Tuesday, April 24, 2012

4/24/12

After a couple of days of pure loneliness and depression I finally had to balls to text her well reply to her texts that she sent the night that I didn't say goodbye. Those past couple days though were not the greatest. I could not get her out of my mind, I cried for her and whenever I thought about her and the guy together I would get upset and angry and punch the wooden stand of my bed. I even did a stupid move and talked to my ex from Virginia to maybe calm me down and make me feel better. Obviously she was being the usual bitchy girl that she is now.

I texted her apologizing for my actions and how pathetic I felt doing it. She even stopped by the store Saturday to drop some rolls of bread which were really good.....I can never get tired of bread rolls hahaha :) But when she stopped by my heart just stopped and gave a huge beat as my eyes widen opened a bit. I ignored her and acted like I was over everything and didn't want to see her again. I never should have done that I should have gone up to her and said "I'm sorry...you don't have to forgive me but I had to at least tell you that" and walk off to finish my shift. I texted her Monday night and apologized to her and well she forgave me....I was glad, overjoyed yet I still felt like I wasn't done there. Luckily she wanted to meet so I went over to where she was and once I got there I was nervous, scared yet regretful for what I did. I was embarrassed as a man to meet her face to face again. I walked up to her as she made a silly joke knowing her lol but I had my face looking slightly away a bit. We walked and sat down on the stairs and talked, made some jokes just like before any of this ever happened. I was nervous to tell her sorry in front of her but she said it first. I told her that none of it was her fault and that I took the risk and should have known it could have happened. Even up to now she still apologized so I gotta remind her about it ^_^

I hugged her before I left to go home. It was 3 in the morning and when our arms was around each other I just didn't want to let go. My heart raced like no other and I left there not just with a smile but a sense that of that I can't be breaking the promise I made to her before. She might still be in love with her ex but still I said I would still be there for her as a friend and be there for her.

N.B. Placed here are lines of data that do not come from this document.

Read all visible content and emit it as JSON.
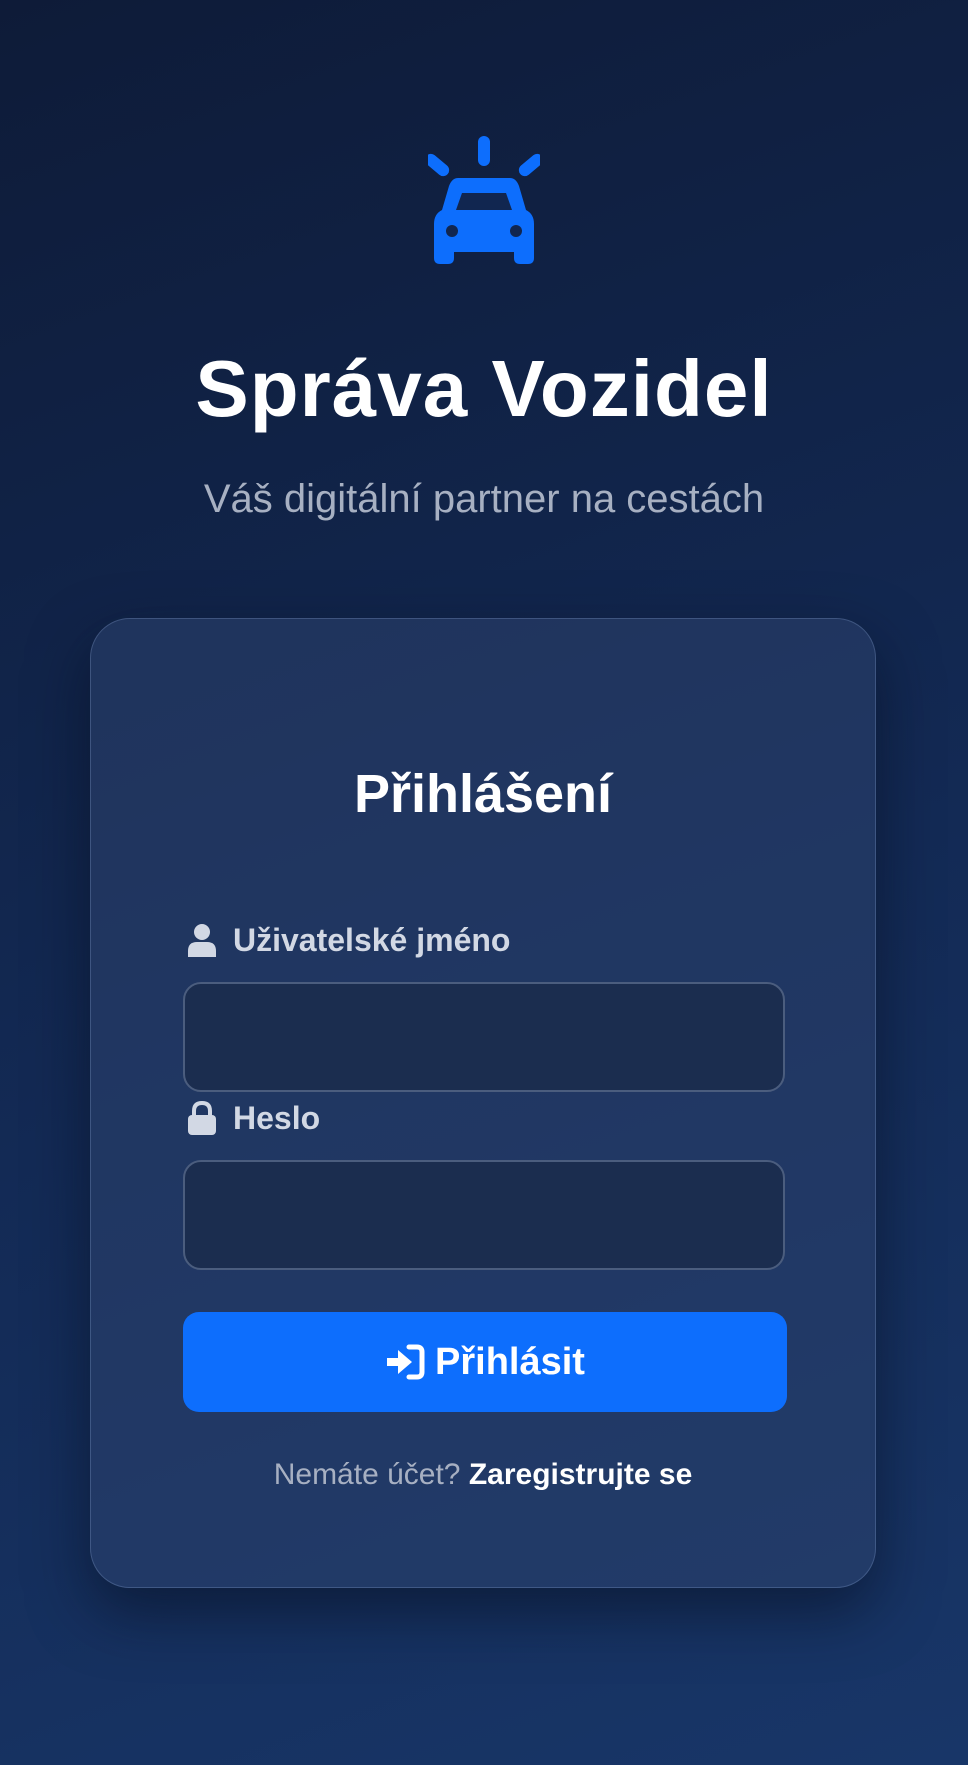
{
  "brand": {
    "icon": "car-siren-icon",
    "icon_color": "#0d6efd",
    "title": "Správa Vozidel",
    "subtitle": "Váš digitální partner na cestách"
  },
  "login_form": {
    "title": "Přihlášení",
    "username": {
      "label": "Uživatelské jméno",
      "icon": "user-icon",
      "value": "",
      "placeholder": ""
    },
    "password": {
      "label": "Heslo",
      "icon": "lock-icon",
      "value": "",
      "placeholder": ""
    },
    "submit": {
      "label": "Přihlásit",
      "icon": "sign-in-icon",
      "color": "#0d6efd"
    },
    "register": {
      "prompt": "Nemáte účet?",
      "link": "Zaregistrujte se"
    }
  }
}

There are still many things I have myself to do with my life like follow my dream I have but first I still have to get rid of the little blockades that block my path towards that goal of mine. I'm hoping to get my old job back and make Gamestop a small part time job again like I did before. I want to make off all the debts I have and finally be at peace with that. I want to be able to finally move out from my parents home like I did 3 years ago and maybe even go back to school to have at least some type of degree. I felt like the events that happened this past week have opened my eyes and have made me more determined to reach those goals and to stay by her side no matter what happens to me.